Alors que le budget 2015 en Espagne ne prévoyait aucune acquisition de drones pour son armée de l’air, le gouvernement Rajoy vient d'en décider autrement. Sous la pression des militaires, suite à l'acquisition de 3 drones par le Maroc, le royaume ibérique compte commander quatre appareils de fabrication israélienne pour un montant de 400 millions d'euros.



L’armée de l’air espagnole pourrait recevoir de nouveaux drones en 2015. Finalement, le gouvernement Rajoy a cédé à la pression de la hiérarchie militaire et a décidé d’entrer en négociations avec Israël pour l’acquisition de quatre avions sans pilotes de type Heron TP, indique le site ECD, proche des milieux des renseignements. C’est justementle même type d’appareil que le Maroc avait acquis, en janvier dernier, grâce à une médiation du constructeur français Dassault.
Le 20 octobre des hauts gradés de l’armée de l’air ont dénoncé l’absence, pour la deuxième année consécutive, dans le projet de loi de finances 2015 de toute mention d’achat de nouveaux drones dits stratégiques. Ils ont alerté des conséquences sur l’équilibre des forces entre le Maroc et l’Espagne. Au niveau aérien, l'armée espagnole se plaignait déjà de la réduction de l'avance qu'elle possédait sur le Maroc, avec par exemple des avions de chasse F18 inférieurs techniquement aux F16 de l'armée de l'air marocaine.

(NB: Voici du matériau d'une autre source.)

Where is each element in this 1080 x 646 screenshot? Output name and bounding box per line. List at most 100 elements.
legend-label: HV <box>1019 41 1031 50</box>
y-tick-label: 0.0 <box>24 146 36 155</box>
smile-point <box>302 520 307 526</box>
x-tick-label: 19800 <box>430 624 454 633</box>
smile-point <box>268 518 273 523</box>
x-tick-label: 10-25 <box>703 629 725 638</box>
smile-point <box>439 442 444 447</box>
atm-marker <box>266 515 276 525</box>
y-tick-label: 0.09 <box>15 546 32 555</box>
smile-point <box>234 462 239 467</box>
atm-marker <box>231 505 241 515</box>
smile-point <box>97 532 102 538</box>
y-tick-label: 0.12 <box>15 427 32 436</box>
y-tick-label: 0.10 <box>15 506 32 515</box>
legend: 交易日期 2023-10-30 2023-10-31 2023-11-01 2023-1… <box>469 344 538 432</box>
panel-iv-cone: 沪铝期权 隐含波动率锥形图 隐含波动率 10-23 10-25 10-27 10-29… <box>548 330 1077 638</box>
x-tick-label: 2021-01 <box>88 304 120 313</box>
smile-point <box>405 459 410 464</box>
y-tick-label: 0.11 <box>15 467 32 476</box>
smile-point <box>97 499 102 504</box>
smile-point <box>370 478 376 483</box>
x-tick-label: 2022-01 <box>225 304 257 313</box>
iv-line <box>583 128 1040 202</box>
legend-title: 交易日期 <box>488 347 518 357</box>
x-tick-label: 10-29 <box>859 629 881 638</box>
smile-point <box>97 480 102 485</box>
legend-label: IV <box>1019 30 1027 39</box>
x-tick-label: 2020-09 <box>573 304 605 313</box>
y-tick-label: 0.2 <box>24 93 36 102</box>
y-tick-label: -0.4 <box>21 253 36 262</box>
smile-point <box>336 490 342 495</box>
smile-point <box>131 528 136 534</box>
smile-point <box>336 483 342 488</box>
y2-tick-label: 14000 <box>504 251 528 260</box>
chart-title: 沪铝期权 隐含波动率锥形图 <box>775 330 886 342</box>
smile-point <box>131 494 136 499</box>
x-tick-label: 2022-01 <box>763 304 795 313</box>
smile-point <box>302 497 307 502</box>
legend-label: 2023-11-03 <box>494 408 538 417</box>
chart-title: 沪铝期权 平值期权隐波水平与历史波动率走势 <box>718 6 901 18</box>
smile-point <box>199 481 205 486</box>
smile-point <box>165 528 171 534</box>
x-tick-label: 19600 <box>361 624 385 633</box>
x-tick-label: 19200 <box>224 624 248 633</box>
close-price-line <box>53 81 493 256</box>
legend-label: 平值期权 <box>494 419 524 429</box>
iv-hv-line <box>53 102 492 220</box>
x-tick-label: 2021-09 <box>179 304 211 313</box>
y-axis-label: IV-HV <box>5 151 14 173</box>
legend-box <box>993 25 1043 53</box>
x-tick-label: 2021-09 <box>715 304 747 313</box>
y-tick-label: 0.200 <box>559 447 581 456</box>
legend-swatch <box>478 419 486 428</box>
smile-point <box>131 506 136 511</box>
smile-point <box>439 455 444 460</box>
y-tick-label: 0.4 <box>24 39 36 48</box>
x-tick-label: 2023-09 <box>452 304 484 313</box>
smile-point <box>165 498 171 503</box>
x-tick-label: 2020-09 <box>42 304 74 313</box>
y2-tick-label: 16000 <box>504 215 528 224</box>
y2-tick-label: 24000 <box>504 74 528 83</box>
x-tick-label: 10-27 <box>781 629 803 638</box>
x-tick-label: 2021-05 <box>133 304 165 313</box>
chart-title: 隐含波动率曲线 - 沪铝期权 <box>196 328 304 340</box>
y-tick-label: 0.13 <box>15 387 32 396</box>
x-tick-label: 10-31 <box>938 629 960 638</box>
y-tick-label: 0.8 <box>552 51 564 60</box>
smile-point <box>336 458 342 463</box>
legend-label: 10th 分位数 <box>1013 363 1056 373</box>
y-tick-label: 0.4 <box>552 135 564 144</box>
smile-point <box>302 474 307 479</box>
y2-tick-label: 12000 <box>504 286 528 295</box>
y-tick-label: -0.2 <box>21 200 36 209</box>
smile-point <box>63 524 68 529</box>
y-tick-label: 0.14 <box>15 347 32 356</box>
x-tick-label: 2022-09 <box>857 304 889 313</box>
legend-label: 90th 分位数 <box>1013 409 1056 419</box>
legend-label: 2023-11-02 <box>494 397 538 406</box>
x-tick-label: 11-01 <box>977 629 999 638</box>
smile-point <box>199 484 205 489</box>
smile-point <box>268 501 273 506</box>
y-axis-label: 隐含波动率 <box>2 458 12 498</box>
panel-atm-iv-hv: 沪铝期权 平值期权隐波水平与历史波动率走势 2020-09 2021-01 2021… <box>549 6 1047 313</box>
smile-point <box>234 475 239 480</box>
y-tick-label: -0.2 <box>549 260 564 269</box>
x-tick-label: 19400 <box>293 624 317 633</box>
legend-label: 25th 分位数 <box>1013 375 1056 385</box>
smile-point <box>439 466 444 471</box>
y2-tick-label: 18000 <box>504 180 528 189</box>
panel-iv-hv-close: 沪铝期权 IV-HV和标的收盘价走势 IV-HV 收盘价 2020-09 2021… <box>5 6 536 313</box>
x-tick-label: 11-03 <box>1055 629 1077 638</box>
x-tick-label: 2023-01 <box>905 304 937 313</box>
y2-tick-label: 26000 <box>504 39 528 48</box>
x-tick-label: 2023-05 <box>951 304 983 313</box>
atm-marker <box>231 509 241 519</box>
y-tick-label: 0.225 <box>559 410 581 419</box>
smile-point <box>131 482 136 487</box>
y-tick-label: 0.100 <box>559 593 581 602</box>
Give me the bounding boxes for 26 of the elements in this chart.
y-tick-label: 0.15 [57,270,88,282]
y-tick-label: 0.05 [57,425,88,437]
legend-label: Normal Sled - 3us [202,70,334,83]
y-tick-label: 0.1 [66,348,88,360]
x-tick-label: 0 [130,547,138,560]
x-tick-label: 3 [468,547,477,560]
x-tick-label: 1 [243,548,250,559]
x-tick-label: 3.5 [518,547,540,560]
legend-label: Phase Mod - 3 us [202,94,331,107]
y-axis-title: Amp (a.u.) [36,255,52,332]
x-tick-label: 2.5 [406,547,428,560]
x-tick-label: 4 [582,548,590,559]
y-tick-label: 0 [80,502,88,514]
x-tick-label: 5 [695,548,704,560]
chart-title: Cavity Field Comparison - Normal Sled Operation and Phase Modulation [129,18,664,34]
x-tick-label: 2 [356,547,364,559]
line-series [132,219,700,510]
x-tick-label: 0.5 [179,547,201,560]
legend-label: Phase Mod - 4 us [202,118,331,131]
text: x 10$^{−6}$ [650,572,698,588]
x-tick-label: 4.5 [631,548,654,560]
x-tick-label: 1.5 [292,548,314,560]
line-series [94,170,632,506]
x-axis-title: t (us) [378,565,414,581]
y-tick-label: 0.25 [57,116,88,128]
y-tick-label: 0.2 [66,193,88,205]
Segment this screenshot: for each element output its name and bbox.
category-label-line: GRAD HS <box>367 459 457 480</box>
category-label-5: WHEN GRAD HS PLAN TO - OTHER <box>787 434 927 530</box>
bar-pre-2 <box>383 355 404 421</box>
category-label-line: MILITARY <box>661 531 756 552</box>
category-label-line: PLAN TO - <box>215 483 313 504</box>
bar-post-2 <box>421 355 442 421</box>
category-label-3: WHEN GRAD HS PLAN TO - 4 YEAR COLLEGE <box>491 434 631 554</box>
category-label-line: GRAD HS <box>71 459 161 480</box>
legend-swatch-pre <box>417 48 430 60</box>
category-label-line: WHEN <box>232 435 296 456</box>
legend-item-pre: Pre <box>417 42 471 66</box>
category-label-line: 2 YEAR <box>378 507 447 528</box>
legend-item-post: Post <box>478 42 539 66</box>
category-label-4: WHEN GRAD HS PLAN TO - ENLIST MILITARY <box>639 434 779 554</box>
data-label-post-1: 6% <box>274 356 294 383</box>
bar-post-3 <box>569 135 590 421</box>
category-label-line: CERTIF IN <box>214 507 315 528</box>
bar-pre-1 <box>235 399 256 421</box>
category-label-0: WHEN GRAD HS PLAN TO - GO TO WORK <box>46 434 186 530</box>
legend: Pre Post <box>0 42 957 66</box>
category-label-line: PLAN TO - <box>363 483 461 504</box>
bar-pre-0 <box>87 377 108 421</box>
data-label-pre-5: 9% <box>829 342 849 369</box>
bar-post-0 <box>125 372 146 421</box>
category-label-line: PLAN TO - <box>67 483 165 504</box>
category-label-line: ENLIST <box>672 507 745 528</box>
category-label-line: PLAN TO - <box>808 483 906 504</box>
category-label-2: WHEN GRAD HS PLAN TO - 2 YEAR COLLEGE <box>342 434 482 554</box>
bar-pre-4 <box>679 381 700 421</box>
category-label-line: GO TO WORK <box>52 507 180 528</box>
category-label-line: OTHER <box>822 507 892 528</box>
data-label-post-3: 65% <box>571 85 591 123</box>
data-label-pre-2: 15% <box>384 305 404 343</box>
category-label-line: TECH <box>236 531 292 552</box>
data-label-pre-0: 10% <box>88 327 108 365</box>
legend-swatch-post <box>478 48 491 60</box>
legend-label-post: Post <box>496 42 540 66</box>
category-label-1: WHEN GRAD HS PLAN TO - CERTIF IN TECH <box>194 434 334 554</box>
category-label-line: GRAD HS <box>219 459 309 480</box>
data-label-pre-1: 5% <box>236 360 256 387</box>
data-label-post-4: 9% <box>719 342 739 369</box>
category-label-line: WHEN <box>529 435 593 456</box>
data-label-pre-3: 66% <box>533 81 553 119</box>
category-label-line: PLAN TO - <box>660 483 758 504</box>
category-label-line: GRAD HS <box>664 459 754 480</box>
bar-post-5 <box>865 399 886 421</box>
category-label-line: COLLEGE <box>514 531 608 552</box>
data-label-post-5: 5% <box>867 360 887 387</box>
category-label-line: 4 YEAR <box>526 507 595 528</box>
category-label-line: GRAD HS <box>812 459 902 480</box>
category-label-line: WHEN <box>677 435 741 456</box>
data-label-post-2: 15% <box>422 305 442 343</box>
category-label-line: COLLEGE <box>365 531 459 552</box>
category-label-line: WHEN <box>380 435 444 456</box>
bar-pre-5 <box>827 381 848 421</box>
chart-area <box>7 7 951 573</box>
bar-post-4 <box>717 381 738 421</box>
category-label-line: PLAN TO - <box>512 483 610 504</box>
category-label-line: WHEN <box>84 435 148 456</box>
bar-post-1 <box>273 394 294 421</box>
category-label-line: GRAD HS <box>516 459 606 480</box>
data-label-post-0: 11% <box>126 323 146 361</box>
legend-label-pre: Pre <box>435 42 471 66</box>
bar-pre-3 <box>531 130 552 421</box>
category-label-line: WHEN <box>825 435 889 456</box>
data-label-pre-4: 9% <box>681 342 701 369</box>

Madrid a cédé à la pression des militaires
L’avertissement a, immédiatement, fait son effet au palais de la Moncloa. La rigueur budgétaire, prônée depuis 2012 par le cabinet Rajoy, a été mise en sourdine. Deux semaines plus tard, le gouvernement a donc annoncé la future conclusion du contrat avec la partie israélienne, d’un montant estimé à 400 millions d'euros. Un message fort à l’adresse des militaires et des milieux de droite, obsédés par la question des rapports de force avec le Maroc.
Pourtant, en 2015 le ministère espagnol de la Défense compte consacrer 10 milliards d'euros pour équiper tous les corps de son armée de nouveaux armements. Un chiffre très supérieur aux 3,6 milliards de dollars prévus dans le PLF 2015 par le gouvernement Benkirane, pour l’Administration Nationale de la Défense et dont 70% est destiné aux paiements des salaires. Un écart de budget qui prouve que la crainte des milieux militaires espagnols vis à vis de l'armée marocaine est en grande partie exagérée pour pousser le gouvernement à faire plus d'efforts.